Que le lecteur se souvienne que des milliers de trous semblables ont été creusés, au coût de centaines de millions de dollars, en Amérique depuis cinquante ans, et que ceux qui ont rapporté la fortune peuvent se dénombrer en moins de dix minutes. Il y a quelques années, une entreprise pétrolifère de l’Ouest dépensa plus d’un million de dollars à forer un seul trou, et l’abandonna après n’avoir remonté que de l’eau salée. On ne doit pas oublier que cet unique trou fut foré sur l’avis de quelques-uns des meilleurs géologues du pays.

Durant les quarante dernières années, il s’est dépensé également des millions de dollars au Chibougamau, rien qu’à perforer ici et là sa surface. Pourtant, il n’y a pas encore une seule mine en production. La structure géologique de la région indique qu’elle possède de vastes gisements minéraux… mais où ? Surtout en quantités profitables ? « Une mine c’est un accident de la nature », m’avait déjà dit Bill Wiltsey, le représentant de Noranda au Chibougamau, et je suis décidé de tenter la découverte de cet « accident ».

Proportionnellement je joue gros jeu, car je n’ai l’appui d’aucune compagnie, et je paye de mon argent tout le travail. J’en possède assez pour exécuter mon plan actuel, mais pas pour entreprendre l’exploitation sur une grande échelle. Et l’idée de former une association frauduleuse ne m’inspire pas. (Rien de mieux pour suivre le sentier de la vertu que des revenus substantiels !)

Il est vrai que jusqu’à date, les résultats ne se sont pas révélés mirobolants, mais les travaux statutaires de l’année sont déjà accomplis. Le nécessaire est donc fait, concernant la loi.
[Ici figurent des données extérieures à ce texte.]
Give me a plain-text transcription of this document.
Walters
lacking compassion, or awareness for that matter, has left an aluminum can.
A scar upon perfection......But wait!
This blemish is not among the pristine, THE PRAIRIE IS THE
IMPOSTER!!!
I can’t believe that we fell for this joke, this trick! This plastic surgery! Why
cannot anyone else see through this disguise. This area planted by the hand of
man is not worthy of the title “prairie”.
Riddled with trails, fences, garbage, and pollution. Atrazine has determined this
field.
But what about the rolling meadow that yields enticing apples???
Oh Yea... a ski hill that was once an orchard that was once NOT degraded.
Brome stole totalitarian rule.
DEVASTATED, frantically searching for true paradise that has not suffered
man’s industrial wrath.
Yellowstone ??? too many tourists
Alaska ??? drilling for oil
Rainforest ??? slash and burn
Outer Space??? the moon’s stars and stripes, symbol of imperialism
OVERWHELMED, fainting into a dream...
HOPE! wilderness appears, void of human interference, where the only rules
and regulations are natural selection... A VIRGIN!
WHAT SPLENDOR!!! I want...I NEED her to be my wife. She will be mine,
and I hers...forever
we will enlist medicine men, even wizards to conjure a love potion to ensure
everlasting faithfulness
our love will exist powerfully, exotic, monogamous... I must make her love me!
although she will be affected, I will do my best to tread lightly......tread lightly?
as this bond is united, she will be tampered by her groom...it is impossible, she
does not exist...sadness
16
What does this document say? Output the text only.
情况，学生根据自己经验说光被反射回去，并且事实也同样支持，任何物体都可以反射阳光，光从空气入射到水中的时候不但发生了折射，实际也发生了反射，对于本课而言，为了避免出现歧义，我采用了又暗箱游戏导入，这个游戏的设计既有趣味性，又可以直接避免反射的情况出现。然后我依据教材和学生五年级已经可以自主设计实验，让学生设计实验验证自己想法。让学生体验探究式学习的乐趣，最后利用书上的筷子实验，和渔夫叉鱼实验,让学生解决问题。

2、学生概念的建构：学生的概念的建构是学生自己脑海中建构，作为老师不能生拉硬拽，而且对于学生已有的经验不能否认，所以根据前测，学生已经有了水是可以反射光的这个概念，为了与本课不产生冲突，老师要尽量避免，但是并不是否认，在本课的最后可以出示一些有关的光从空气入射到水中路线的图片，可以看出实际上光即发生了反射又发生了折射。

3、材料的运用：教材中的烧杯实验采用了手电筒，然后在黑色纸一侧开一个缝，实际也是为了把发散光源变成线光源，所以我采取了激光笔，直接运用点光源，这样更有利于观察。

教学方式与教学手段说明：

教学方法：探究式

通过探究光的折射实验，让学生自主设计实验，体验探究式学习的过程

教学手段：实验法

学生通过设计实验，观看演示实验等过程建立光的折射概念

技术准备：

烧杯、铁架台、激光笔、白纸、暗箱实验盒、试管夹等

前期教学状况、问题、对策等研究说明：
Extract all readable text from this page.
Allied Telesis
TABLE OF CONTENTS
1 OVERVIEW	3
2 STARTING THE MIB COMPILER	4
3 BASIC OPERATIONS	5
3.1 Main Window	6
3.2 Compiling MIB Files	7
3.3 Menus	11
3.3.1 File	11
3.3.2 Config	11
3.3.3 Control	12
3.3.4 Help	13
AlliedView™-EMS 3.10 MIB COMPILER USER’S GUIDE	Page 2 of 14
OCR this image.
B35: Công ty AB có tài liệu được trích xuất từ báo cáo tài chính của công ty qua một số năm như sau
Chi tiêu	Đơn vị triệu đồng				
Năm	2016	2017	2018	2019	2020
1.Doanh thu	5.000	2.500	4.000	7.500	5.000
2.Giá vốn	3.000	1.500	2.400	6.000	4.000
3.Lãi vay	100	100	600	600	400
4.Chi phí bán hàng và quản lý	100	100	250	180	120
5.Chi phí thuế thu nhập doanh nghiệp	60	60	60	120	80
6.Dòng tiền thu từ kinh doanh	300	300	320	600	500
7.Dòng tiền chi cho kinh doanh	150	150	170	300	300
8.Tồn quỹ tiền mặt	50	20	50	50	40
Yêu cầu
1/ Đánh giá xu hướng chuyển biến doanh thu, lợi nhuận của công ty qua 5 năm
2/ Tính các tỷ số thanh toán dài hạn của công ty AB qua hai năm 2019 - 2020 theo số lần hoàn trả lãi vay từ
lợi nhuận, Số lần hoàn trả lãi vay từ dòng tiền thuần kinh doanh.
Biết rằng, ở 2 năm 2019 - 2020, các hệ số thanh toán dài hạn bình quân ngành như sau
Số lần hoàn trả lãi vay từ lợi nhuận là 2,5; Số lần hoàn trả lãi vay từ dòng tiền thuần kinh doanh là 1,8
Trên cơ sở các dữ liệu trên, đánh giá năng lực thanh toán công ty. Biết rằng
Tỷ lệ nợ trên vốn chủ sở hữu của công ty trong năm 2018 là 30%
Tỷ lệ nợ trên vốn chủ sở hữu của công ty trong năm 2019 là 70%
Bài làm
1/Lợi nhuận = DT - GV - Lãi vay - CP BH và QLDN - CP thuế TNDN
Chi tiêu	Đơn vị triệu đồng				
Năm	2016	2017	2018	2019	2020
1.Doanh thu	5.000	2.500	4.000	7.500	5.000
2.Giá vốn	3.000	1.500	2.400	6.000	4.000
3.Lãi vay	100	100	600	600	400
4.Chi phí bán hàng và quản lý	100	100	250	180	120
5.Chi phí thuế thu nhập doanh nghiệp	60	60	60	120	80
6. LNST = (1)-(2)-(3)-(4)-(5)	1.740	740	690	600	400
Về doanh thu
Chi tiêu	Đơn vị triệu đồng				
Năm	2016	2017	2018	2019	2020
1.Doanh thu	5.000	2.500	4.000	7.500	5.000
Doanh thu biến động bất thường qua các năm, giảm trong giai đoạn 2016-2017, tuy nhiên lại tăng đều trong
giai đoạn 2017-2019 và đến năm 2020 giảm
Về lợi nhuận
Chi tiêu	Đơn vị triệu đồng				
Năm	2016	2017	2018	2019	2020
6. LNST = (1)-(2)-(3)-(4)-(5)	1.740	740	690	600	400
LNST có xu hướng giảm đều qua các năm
Le travail de forage fut interrompu à ce moment critique car la nouvelle se répandit, parmi les prospecteurs avides de cancans, que d’importantes découvertes aurifères avaient été faites dans le canton de Dauversière, à trente milles au sud de nos terrains. Le campement devint chaotique. « Joe Chibougamau » et « Albert Chibougamau » réunirent leurs hardes et des vivres pour une incursion rapide dans le nouveau territoire où l’on avait trouvé l’or.

Le moteur de 22 c.v. en poupe, le « Hopi » galopa sur le lac Chibougamau à vingt milles à l’heure. Au bras du sud-ouest, Joe et Albert sautèrent dans un avion. Vingt minutes plus tard, ils plantaient des jalons dans la terre promise. Ils en plantèrent en leur nom puis au mien. C’étaient deux prospecteurs extrêmement avisés, ne négligeant aucune rumeur, relevant toutes les pistes ; deux types alertes, sachant discerner le moindre signe de nature à les mener jusqu’aux gisements de valeur et à la richesse qu’ils pourraient apporter.